COURT’S ANALYSIS AND CONCLUSION
 The Applicant claims that the rescission application in terms of Rule 42(1)(a) arises from the fact that the court had on two occasions ordered that the matter be referred to oral evidence. This was in 2013. In 2016 the 1st Respondent reinstated the matter without giving the Applicant any notice of reinstatement. The court then granted a final order on the 16th September, 2016 without affording the Applicant any hearing. The Order was therefore erroneously granted.
 The 1st Respondent contends that there was no need for the Applicant to be served with any legal process because the initial attorneys of the Applicant withdrew their services sometime in 2013. After the notice of withdrawal had been served, the Applicant failed to appoint a new attorney within 10 days as prescribed by Rule 16(4)(b) which states that:-
“16(4)(b) After such notice, unless the party formerly represented within ten days after the notice, himself notifies all other parties of new address for service as required under sub- rule (2), it shall not be necessary to serve any documents upon such party unless the court otherwise orders.”
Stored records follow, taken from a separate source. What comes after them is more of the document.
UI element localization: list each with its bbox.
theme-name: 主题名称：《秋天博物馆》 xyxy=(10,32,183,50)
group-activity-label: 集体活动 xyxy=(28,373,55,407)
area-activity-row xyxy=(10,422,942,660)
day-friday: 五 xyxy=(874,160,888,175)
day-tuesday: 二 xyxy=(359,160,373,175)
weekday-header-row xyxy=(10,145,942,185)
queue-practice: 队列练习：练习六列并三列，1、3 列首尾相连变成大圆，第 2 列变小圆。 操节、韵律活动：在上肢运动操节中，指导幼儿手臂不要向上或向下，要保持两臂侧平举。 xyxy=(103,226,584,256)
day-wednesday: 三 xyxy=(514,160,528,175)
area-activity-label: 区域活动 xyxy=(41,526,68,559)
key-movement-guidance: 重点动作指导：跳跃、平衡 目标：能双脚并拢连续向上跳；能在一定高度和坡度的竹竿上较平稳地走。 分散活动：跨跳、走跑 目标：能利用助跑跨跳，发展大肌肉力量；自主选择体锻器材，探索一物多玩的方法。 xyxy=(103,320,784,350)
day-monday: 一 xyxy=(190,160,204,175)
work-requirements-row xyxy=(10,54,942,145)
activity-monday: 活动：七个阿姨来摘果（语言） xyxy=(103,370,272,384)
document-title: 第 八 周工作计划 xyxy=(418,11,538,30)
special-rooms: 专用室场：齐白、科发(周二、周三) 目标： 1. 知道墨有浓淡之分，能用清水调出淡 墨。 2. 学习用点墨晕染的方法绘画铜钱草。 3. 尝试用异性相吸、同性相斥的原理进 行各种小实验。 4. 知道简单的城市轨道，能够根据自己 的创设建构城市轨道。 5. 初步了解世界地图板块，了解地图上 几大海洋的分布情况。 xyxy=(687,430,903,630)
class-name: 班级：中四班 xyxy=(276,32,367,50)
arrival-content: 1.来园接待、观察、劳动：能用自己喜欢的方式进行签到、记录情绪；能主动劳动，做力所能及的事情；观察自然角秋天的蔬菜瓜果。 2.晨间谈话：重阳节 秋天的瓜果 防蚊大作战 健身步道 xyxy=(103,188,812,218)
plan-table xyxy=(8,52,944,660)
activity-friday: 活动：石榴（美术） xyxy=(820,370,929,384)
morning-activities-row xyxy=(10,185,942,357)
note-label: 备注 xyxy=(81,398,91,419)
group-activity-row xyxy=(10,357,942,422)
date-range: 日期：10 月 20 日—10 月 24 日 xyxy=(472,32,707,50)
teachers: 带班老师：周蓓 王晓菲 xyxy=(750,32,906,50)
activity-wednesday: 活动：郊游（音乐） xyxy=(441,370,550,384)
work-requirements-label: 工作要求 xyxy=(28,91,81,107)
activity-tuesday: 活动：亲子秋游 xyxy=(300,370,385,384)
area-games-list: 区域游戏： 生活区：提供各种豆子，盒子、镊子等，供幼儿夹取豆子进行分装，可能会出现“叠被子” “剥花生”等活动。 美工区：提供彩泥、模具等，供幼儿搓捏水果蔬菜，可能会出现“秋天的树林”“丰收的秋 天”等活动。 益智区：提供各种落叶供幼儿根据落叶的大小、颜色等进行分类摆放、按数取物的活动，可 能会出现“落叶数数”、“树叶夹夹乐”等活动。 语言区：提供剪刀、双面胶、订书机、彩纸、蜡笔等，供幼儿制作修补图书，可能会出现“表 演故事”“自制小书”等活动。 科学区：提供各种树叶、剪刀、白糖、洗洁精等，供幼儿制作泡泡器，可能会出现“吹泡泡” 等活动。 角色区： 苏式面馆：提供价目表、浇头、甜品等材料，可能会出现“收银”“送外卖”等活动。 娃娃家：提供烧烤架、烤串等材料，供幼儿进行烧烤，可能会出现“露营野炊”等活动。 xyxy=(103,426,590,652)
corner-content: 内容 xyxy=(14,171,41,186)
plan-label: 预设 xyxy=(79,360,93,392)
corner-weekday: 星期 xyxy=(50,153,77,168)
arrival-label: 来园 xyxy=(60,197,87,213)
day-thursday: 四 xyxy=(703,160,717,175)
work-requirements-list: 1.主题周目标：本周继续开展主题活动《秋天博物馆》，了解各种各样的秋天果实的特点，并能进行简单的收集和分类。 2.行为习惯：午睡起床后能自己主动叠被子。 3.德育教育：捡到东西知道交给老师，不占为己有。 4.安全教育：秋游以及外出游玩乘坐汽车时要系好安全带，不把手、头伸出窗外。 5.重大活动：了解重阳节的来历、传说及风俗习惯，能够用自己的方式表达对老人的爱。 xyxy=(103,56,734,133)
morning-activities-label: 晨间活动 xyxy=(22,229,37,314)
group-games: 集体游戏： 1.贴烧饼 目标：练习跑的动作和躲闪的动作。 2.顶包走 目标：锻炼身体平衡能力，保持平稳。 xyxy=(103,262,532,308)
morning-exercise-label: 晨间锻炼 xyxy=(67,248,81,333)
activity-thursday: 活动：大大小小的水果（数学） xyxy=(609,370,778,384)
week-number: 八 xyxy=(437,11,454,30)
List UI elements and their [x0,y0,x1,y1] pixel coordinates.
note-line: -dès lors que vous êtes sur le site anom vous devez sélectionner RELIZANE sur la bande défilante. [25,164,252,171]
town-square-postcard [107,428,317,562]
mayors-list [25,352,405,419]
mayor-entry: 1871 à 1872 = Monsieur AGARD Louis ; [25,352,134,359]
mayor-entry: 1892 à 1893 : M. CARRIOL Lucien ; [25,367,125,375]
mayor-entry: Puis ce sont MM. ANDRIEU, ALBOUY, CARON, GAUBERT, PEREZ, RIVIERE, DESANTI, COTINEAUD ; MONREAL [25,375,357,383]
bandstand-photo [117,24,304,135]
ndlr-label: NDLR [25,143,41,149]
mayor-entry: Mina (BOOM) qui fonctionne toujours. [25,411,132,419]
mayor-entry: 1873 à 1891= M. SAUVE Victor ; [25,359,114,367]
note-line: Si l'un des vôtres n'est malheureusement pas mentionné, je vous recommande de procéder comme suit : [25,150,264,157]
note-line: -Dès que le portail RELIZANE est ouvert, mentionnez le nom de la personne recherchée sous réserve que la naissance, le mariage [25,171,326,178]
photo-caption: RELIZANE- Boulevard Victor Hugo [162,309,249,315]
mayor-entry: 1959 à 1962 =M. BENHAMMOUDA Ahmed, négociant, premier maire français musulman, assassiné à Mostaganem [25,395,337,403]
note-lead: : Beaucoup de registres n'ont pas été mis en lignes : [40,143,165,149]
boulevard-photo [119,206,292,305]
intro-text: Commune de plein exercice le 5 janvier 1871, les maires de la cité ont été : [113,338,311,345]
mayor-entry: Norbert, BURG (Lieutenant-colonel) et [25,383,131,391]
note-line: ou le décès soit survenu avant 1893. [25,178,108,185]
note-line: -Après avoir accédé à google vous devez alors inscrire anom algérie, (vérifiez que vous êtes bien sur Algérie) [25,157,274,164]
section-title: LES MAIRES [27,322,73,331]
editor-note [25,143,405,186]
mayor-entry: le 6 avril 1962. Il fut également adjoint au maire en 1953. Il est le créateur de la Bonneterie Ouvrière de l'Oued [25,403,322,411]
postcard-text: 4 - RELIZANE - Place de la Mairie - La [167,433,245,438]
 The 1st Respondent further contends that the Notice of Withdrawal dated 24th November, 2016 was properly served on the Applicant on the 13th April, 2016. There is a Return of Service by the then Deputy Sheriff of the above Honourable Court, Bongani Magagula. The Notice of Withdrawal was also posted into the Applicant’s address. The Applicant knew about the Order sometime in 2016 and the Application for rescission has been launched in 2018. The liquidation process was completed in 2016 as well. The Applicant also failed to ensure that the aspect that was a subject of the oral evidence is dealt with speedily not withstanding that the Applicant was the dominus litis.
 The court is in agreement with the 1st Respondent contention in that the Applicant was properly served with the withdrawal notice on the 13th April, 2016. Two years lapsed between the service of the Notice and the Application for rescission. Rule 16 entails that where a Notice withdrawing the services of an attorney has been served, the affected party must appoint another attorney within ten (10) days after such service. There is no proof that the Applicant complied with this requirement. The Applicant only complied in 2018. Although an application for rescission under Rule 42(1)(a) does not require that a party should offer a reasonable explanation for instituting the proceedings in this particular case the Applicant should have offered one. A two year period is rather a bit unreasonable in the circumstances.
 It is the court’s further observation that Rule 16(4)(b) clearly states that if a new address of service of the newly appointed attorney is not supplied, it shall not be necessary for the other party to serve any documents upon such party, unless the court orders otherwise. In the case before court, it was therefore not necessary for the 1st Respondent to serve the Applicant with the Notice of set down when the matter was reinstated. The court has noted that the Applicant has failed to establish if the Judge who granted the subsequent Application in favour of the 1st Respondent was aware of the earlier Rulings of the Court that certain aspects of the matter are to be referred to oral evidence.
 It is in my view for the above reasons that the Applicant’s prayer for rescission must fail. The Applicant shall bear the costs of this Application.